INTERROMPONO LA MESSA PER GRIDARE “VIVA IL DUCE” DALL’ALTARE
AVANTI, C’E ANCORA POSTO NEL TEATRINO DEI FASCI DA AVANSPETTACOLO
Dopo l’esibizionista dello stabilimento balneare di Chioggia, ecco un altro caso psichiatrico.
È andato in scena sabato sera a Casella, Genova, durante la festa della Madonna del Rosario.
Nella chiesa di Santo Stefano, piena per la funzione, un gruppo di una ventina di persone è entrato all’improvviso. Due di loro sono saliti all’altare e hanno inneggiato a Mussolini col braccio destro proteso.
«Forse ci siamo lasciati troppo andare». Emilio Hromin lo ammette al termine di una lunga riunione chiesta dal parroco don Stefano Calissano, ieri pomeriggio in una stanza accanto alla chiesa, e che ha visto la partecipazione di un gruppo di parrocchiani che sabato erano a quella funzione.

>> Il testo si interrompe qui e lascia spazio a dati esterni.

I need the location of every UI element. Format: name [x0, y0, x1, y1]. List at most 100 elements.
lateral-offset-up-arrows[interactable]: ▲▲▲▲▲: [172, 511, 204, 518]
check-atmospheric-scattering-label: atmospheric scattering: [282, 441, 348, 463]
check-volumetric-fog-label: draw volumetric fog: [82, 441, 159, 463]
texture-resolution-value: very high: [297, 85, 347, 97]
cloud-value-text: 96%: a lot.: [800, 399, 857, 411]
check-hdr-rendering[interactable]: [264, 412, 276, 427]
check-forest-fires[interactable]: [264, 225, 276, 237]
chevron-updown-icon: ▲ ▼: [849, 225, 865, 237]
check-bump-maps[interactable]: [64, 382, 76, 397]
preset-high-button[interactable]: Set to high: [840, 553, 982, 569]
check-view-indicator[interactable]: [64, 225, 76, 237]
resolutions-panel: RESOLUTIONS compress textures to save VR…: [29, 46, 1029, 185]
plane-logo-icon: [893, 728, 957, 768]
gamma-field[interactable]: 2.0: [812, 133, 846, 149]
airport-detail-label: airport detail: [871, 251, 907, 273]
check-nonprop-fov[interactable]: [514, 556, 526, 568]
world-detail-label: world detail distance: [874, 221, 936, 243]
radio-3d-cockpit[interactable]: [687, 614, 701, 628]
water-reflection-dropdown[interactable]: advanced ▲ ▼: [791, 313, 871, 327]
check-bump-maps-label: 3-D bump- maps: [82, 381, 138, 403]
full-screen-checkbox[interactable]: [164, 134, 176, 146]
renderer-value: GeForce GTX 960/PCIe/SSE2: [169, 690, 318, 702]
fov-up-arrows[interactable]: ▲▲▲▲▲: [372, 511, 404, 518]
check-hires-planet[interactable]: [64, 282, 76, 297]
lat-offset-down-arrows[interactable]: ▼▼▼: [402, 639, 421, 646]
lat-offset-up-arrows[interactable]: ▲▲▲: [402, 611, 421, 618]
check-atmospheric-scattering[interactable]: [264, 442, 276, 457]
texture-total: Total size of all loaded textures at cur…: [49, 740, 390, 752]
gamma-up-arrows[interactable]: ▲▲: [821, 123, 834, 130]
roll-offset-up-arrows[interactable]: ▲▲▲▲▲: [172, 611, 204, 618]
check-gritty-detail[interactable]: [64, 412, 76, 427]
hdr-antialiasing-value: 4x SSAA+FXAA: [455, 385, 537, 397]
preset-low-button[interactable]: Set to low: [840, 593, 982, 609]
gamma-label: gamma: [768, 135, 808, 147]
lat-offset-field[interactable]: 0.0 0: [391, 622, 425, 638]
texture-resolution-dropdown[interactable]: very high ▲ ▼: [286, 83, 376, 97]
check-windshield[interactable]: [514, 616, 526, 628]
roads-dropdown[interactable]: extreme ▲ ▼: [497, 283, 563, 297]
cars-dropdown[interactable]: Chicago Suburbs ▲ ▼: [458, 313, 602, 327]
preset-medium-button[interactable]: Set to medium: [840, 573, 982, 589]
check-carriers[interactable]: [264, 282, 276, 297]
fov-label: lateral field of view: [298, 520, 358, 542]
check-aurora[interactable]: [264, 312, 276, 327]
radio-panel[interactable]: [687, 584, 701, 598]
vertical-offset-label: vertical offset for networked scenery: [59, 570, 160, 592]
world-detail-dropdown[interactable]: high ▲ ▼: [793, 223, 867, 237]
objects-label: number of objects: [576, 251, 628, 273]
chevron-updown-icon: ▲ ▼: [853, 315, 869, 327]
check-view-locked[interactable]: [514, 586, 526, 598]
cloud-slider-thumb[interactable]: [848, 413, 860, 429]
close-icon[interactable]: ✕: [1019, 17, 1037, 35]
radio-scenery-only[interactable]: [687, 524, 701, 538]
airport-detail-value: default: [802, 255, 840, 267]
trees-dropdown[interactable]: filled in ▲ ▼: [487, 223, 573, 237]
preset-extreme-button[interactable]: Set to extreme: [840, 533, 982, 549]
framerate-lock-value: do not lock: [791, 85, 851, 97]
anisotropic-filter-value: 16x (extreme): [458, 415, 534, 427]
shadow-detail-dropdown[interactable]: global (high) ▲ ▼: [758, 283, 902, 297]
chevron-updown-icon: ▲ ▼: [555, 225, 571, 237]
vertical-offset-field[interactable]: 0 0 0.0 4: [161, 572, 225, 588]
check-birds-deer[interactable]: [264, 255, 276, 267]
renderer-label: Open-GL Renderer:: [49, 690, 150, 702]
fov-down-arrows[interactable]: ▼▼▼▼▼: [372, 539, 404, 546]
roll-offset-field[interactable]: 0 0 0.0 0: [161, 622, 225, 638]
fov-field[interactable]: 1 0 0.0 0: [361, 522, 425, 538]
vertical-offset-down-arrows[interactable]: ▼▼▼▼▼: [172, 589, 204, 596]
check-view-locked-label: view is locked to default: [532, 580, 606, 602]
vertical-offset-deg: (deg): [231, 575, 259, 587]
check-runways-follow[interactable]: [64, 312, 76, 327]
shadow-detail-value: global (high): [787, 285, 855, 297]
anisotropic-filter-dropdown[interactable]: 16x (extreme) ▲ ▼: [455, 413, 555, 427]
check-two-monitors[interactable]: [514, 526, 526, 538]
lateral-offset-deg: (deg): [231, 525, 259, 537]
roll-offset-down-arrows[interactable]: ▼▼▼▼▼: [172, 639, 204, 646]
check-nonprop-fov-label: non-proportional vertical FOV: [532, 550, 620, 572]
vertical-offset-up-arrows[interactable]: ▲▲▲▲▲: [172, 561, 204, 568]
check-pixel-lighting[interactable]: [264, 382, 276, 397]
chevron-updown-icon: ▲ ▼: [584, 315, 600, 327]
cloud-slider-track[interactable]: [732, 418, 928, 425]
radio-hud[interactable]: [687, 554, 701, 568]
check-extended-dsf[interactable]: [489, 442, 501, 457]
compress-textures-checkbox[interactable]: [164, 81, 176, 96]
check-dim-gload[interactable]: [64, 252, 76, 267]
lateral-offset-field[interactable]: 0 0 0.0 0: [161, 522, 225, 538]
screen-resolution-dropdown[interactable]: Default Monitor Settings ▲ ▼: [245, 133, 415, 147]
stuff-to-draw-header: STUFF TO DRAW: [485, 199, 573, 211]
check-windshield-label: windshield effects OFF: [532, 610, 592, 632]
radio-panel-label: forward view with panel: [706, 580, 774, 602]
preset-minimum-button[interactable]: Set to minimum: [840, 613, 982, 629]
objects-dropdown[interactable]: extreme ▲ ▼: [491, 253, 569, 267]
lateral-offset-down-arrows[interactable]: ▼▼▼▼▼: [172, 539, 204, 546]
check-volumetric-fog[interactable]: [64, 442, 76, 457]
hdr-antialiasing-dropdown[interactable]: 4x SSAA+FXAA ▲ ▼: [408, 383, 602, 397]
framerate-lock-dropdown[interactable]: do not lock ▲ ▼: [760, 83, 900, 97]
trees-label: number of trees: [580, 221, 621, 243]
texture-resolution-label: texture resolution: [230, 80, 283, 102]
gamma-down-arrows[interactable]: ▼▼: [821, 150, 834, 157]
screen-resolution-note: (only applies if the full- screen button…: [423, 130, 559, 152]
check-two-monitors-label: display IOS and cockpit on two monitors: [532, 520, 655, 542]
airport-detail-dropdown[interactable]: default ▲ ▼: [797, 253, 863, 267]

Sul braccio destro Hromin ha tatuata la scritta “DUX”. «I miei nonni – racconta – sono scappati dalla Dalmazia per colpa dei russi». Sui fatti di sabato insiste nel dire che «noi volevamo solo festeggiare il compleanno di un camerata».
Il compleanno fascista nella sala parrocchiale ancora mancava negli annali di Casella. «Quando la signora Claudia è venuta a iscrivere la figlia al catechismo, mi ha chiesto se poteva avere la sala per una festa di compleanno. Immaginavo intendesse della figlia», sospira don Stefano. «Non di un, diciamo così, camerata».
La signora Claudia è Claudia Ferrando, moglie di Emilio Hromin e militante, come il marito, nell’organizzazione politica di estrema destra Fiamma nazionale-Rsi.
«Durante la nostra festa nella sala parrocchiale – racconta Claudia Ferrando – abbiamo appeso un foulard della Fiamma alla parete, per delle foto di gruppo».
Il foulard non è passato inosservato. Le persone che entravano in chiesa per la messa l’hanno visto dalla finestra aperta. Un minuto dopo è entrata in chiesa anche Claudia Ferrando per accompagnare la figlia, di sette anni, che era coi genitori alla festa ma voleva sentire la funzione. «Ho visto tornare mia moglie in lacrime – racconta Hromin – e non ho capito più niente».
*In chiesa don Stefano aveva appena saputo del foulard. «Vedendomi entrare – dice Ferrando – mi ha aggredita davanti a tutti».
«Le ho detto con tono forte e deciso di togliere subito quel simbolo», dice il sacerdote. «Mi ha umiliata», replica lei.
All’umiliazione ha fatto seguito la rappresaglia. «Quando offendi un fascista li offendi tutti. Siamo entrati in chiesa in una ventina», è il racconto di Hromin. «Io e mia moglie siamo saliti sull’altare. Abbiamo fatto il saluto romano e abbiamo ripetuto tre volte “A noi, viva il duce”».
La chiesa in quel momento era piena di famiglie con bambini.
Alla riunione di ieri, oltre al parroco e ai coniugi Hromin, c’era una piccola rappresentanza del paese compreso il sindaco, Francesco Collossetti.
Sulla pagina Facebook del Comune, il sindaco ha scritto un post di condanna: “Siamo vicini a don Stefano e pronti ad intraprendere qualsiasi iniziativa legale volta alla punizione dei responsabili di un atto tanto basso ed inqualificabile”.
La compagnia di giro del’avanspettacolo ora si sposterà altrove? Dove colpirà la prossima volta?
Ma è mai possibile che tutto un lavoro storiografico di analisi obiettiva del ventennio debba essere compromesso da queste macchiette?